What is strategy?
Business strategy expert Richard Rumelt seeks to straighten out our thinking in his book Good Strategy, Bad Strategy. In it, he describes the purpose of good strategy, the hallmarks of bad strategy, and what he calls the “kernel” of good strategy. But first, he tells us what strategy even is.
Despite the roar of voices wanting to equate strategy with ambition, leadership, “vision,” planning, or the economic logic of competition, strategy is none of these. The core of strategy work is always the same: discovering the critical factors in a situation and designing a way of coordinating and focusing actions to deal with those factors.
A leader’s most important responsibility is identifying the biggest challenges to forward progress and devising a coherent approach to overcoming them. In contexts ranging from corporate direction to national security, strategy matters. Yet we have become so accustomed to strategy as exhortation that we hardly blink an eye when a leader spouts slogans and announces high-sounding goals, calling the mixture a “strategy.”
A good strategy does more than urge us forward toward a goal or vision.
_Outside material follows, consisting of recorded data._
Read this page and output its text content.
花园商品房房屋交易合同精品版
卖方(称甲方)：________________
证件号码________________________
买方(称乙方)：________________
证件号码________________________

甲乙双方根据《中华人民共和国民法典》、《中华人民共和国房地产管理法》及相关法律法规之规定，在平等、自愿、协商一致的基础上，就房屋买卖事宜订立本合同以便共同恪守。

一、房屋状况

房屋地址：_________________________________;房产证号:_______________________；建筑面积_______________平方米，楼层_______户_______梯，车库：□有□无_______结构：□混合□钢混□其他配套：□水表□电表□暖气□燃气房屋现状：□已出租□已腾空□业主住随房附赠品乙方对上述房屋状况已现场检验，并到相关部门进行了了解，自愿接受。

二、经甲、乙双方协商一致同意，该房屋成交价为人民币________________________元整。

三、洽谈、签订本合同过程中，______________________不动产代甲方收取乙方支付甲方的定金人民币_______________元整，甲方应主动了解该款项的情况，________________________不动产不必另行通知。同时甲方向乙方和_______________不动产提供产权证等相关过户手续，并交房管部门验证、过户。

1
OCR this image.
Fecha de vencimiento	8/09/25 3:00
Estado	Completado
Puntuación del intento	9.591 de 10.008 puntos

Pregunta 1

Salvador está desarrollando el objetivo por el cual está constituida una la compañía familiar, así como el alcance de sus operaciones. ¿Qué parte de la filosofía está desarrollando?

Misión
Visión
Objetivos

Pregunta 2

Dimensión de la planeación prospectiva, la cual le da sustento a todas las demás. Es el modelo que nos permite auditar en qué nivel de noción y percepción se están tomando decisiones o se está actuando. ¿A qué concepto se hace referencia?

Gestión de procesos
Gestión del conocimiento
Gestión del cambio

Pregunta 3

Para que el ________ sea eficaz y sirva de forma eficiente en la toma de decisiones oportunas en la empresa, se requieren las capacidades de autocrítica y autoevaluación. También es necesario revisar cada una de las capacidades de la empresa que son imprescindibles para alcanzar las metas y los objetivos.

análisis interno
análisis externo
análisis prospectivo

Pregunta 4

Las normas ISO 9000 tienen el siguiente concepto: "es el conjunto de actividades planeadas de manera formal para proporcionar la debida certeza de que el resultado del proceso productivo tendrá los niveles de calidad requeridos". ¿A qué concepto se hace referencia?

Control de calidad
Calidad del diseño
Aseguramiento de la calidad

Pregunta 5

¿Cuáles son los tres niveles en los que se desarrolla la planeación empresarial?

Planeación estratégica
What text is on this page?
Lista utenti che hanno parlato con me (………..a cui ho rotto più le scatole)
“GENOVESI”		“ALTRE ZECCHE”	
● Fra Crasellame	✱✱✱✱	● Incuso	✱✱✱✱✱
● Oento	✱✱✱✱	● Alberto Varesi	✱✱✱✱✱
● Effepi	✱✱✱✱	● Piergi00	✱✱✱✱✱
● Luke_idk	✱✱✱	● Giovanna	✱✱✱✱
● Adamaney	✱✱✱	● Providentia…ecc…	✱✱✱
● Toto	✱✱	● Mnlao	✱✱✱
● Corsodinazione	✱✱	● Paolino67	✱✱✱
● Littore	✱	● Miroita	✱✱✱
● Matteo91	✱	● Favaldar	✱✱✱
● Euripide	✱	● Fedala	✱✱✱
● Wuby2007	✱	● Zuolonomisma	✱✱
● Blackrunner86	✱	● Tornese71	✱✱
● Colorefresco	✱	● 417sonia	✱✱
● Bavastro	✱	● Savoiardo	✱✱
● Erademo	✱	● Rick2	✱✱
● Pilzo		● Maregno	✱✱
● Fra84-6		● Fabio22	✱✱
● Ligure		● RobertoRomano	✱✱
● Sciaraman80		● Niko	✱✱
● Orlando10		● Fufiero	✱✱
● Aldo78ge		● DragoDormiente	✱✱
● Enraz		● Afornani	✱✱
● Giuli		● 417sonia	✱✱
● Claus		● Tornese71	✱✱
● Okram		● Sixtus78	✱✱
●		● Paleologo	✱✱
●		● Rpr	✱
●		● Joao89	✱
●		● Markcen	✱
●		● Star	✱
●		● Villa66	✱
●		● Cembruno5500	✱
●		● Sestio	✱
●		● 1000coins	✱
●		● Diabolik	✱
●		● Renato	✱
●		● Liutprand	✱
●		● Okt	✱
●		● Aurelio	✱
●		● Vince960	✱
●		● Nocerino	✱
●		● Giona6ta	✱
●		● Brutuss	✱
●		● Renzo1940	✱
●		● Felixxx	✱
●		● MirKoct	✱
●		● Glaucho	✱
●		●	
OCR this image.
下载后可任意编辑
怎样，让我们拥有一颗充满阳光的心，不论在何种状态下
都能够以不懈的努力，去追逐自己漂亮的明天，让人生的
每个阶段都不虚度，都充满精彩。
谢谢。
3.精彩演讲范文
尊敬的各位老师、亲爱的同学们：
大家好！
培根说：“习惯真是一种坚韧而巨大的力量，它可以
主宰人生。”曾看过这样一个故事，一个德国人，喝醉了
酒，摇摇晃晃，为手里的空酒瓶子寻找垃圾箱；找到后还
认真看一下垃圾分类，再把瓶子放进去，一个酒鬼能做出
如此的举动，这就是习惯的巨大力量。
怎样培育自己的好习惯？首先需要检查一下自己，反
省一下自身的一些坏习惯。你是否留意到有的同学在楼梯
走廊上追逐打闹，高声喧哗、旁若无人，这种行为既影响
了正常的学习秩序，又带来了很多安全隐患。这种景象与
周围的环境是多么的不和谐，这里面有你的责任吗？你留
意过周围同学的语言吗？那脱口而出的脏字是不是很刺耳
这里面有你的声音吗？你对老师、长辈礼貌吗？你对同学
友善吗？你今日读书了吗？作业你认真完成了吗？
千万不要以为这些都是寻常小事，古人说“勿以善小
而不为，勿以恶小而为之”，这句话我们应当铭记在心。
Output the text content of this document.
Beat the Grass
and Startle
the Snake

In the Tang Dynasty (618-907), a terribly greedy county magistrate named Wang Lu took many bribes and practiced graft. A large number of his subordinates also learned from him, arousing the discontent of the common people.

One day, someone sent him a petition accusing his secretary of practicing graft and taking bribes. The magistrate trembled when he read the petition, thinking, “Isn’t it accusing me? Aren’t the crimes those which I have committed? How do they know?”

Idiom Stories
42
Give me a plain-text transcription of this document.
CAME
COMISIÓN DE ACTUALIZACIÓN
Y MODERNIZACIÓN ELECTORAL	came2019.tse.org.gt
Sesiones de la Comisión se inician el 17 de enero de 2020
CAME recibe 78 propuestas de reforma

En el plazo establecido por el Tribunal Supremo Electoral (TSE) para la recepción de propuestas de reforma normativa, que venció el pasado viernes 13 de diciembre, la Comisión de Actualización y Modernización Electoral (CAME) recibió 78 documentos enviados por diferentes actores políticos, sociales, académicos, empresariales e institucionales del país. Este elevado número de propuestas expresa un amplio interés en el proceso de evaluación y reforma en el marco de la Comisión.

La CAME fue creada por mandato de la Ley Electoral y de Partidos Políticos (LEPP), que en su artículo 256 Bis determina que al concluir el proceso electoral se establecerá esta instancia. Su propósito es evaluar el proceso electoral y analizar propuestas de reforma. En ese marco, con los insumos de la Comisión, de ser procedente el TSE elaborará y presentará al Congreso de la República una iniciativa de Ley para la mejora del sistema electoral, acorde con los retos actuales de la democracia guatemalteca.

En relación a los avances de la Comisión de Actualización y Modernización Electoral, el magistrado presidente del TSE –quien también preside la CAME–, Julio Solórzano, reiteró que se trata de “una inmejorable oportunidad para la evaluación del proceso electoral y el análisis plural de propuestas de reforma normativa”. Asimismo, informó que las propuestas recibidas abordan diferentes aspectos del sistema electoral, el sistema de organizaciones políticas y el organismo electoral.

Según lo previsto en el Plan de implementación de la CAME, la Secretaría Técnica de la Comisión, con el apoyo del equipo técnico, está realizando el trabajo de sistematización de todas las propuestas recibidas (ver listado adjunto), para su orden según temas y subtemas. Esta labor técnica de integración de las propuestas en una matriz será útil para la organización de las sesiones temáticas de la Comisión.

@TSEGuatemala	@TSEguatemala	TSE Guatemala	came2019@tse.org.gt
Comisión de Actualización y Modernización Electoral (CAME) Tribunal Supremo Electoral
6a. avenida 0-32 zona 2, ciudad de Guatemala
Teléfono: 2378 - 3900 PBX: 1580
A good strategy honestly acknowledges the challenges being faced and provides an approach to overcoming them.
in business, most mergers and acquisitions, investments in expensive new facilities, negotiations with important suppliers and customers, and overall organizational design are normally considered to be “strategic.” However, when you speak of “strategy,” you should not be simply marking the pay grade of the decision maker. Rather, the term “strategy” should mean a cohesive response to an important challenge. Unlike a stand-alone decision or a goal, a strategy is a coherent set of analyses, concepts, policies, arguments, and actions that respond to a high-stakes challenge.
Many people assume that a strategy is a big-picture overall direction, divorced from any specific action. But defining strategy as broad concepts, thereby leaving out action, creates a wide chasm between “strategy” and “implementation.” If you accept this chasm, most strategy work becomes wheel spinning. Indeed, this is the most common complaint about “strategy.”